NORMAN — Oklahoma football enters another offseason clouded by questions stemming from a second straight season largely defined by subpar defense.
The blame has fallen on two coordinators — first Brent Venables, then Mike Stoops — lacking talent on the defensive line, too much schematic tinkering and a conference filled with fantastic quarterbacks directing spread offenses.
But one online report raised questions about the second-team All-America safety, considered one of Oklahoma's defensive leaders the past two seasons.
According to a controversial tidbit in a WalterFootball.com draft scouting report, OU coaches have told NFL scouts that former safety Tony Jefferson — who chose to skip his senior season and enter April's NFL Draft — had “horrible practice habits and a lack of work ethic in the weight room.”
A spokeswoman for Octagon Football, which represents Jefferson, declined The Oklahoman's request Wednesday for an interview.
Jefferson, though, unleashed a barrage of tweets Tuesday in response to the report.
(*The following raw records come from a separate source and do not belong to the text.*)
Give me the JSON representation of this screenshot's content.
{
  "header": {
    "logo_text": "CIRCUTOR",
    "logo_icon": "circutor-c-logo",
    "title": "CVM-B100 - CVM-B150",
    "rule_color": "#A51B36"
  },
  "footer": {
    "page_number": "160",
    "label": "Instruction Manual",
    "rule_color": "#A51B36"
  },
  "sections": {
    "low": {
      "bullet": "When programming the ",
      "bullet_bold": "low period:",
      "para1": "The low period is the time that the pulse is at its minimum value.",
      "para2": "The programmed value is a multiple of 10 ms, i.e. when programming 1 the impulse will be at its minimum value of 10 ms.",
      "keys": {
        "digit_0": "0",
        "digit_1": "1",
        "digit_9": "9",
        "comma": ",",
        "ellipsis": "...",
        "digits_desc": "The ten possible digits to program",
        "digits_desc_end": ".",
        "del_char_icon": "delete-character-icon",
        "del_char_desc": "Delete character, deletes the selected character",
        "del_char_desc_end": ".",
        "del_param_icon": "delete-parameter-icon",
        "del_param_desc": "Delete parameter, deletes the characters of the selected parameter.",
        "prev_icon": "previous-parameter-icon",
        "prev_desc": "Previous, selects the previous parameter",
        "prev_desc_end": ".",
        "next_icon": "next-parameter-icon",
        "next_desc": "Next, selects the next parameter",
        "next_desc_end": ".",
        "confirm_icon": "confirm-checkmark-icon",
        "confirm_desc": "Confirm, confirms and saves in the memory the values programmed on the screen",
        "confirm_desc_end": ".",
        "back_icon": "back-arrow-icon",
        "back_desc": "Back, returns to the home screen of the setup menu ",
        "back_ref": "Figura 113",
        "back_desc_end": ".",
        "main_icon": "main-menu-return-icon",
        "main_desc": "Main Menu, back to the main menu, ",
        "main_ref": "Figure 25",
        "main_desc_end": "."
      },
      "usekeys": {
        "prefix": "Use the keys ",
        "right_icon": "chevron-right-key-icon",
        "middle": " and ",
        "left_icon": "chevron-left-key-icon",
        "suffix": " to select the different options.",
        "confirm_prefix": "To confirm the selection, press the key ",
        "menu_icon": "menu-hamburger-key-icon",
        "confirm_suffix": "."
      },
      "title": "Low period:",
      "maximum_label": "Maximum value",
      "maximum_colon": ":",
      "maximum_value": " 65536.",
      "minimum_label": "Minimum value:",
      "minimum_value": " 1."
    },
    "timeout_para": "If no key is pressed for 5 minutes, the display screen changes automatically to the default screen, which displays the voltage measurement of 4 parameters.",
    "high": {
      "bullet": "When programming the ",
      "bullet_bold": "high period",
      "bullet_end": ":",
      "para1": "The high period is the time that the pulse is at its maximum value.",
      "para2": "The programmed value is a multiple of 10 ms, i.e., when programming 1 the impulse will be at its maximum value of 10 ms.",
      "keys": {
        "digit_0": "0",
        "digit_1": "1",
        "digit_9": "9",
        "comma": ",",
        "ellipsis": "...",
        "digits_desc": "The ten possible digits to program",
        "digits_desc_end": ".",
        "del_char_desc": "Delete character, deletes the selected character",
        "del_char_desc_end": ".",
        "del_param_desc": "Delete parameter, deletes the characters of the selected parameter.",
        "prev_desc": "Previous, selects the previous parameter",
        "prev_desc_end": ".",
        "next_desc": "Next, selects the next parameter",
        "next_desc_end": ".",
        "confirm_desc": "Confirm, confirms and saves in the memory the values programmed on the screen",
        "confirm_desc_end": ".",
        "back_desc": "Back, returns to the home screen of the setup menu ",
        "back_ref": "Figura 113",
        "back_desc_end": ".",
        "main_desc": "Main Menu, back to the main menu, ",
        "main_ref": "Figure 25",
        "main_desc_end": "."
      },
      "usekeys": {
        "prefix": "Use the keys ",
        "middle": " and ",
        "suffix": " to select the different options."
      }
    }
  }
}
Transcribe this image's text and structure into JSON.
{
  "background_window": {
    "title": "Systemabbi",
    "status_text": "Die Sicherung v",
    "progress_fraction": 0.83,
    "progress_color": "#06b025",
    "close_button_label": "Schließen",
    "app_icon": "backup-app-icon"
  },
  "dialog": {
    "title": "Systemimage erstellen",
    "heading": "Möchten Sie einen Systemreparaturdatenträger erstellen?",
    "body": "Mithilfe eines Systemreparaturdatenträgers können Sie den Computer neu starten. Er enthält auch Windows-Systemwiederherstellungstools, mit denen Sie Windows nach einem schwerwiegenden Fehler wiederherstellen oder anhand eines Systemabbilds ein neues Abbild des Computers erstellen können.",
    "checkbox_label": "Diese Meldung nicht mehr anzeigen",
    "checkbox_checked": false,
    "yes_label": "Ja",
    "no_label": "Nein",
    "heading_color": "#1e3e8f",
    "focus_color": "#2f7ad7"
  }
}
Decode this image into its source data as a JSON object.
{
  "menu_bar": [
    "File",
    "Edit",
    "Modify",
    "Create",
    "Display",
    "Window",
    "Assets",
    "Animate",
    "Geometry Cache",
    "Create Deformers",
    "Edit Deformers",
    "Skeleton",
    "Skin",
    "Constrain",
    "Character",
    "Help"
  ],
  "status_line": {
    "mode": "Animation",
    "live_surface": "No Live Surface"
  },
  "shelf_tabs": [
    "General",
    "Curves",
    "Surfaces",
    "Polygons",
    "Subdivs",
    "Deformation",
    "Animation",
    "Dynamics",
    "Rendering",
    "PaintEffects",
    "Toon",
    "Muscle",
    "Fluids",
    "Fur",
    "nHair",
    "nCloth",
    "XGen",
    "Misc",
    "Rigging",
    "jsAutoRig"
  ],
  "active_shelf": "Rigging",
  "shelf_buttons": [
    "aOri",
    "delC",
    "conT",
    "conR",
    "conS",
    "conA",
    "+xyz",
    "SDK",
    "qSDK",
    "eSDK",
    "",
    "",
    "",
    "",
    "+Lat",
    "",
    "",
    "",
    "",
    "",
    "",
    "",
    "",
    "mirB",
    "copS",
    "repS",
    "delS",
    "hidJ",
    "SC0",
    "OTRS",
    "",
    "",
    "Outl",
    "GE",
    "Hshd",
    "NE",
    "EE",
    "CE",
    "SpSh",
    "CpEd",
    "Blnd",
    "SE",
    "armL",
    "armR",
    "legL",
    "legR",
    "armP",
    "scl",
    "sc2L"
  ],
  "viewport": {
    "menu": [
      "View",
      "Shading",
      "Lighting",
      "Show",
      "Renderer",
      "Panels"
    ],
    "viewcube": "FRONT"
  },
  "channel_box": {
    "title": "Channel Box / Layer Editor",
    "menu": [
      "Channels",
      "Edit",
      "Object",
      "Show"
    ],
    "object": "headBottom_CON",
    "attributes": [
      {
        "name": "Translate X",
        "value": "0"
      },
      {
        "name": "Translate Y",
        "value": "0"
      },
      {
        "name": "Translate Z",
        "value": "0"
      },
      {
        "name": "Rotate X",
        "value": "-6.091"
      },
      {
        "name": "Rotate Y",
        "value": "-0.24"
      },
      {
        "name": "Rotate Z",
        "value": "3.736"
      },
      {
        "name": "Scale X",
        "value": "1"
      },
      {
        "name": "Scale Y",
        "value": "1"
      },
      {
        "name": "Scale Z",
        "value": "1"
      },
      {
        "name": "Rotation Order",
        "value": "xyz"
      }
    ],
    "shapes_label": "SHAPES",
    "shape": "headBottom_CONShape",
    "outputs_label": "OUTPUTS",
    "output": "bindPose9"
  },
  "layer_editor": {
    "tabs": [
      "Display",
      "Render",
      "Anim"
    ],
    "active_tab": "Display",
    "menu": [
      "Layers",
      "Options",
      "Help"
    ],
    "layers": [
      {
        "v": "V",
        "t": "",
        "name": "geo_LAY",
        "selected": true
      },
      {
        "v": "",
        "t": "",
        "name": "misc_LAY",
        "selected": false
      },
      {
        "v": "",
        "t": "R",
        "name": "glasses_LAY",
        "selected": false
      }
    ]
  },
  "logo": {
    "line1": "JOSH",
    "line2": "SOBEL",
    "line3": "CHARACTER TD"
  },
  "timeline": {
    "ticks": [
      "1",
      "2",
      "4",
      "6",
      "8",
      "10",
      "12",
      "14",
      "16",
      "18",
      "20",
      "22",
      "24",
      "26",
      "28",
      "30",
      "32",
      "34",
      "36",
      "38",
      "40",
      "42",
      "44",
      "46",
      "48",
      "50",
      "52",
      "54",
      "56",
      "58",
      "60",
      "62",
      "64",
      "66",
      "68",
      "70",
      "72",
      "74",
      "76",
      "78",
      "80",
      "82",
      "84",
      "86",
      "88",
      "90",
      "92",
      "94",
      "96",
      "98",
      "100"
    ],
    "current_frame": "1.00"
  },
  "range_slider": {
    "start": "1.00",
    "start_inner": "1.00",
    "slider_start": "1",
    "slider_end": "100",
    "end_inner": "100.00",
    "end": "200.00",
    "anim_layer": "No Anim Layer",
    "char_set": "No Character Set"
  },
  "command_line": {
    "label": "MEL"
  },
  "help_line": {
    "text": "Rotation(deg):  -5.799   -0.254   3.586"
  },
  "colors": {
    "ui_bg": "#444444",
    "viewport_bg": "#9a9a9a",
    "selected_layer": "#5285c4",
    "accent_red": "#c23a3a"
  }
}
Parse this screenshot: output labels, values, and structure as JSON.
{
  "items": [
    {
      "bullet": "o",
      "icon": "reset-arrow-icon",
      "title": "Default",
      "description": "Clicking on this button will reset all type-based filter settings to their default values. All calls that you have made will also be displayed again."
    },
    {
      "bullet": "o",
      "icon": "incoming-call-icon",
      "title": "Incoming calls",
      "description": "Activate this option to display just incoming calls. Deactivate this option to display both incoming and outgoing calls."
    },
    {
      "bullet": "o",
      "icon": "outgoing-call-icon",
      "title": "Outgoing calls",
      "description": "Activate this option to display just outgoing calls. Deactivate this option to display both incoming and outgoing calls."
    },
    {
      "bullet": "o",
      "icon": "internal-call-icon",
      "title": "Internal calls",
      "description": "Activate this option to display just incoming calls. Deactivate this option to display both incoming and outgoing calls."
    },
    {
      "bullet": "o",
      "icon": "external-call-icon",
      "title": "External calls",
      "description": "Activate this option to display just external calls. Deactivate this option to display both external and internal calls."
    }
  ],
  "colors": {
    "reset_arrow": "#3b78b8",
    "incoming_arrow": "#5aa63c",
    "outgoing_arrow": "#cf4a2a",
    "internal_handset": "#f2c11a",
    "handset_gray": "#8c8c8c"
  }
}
“Also y'all be careful who y'all let pat you on the back,” read the final part of Jefferson's several- tweet response. “They could be patting you on ur back to find a soft spot, just to stab you in it!”
In response to an OU fan on Twitter, Jefferson said, “been a leader in the weightroom since I got there.”
To another Twitter user, he said, “Coaches hate me man. It's all good tho.”
Sooner coaches never once specifically criticized Jefferson's work ethic or commitment; to the contrary, Mike Stoops often praised Jefferson for playing most of last season on a badly sprained ankle.
For much of his sophomore season, Jefferson played with a sprained knee.
ESPN.com ranks Jefferson as the fifth-best safety prospect available in the 2013 draft. Last week on a conference call with reporters, ESPN draft analyst Mel Kiper Jr., said he expects Jefferson to be a second-round pick.
“I like the way he plays the game,” Kiper said. “He's got real good awareness. Real good instincts for the position. He's been a playmaker his whole career.”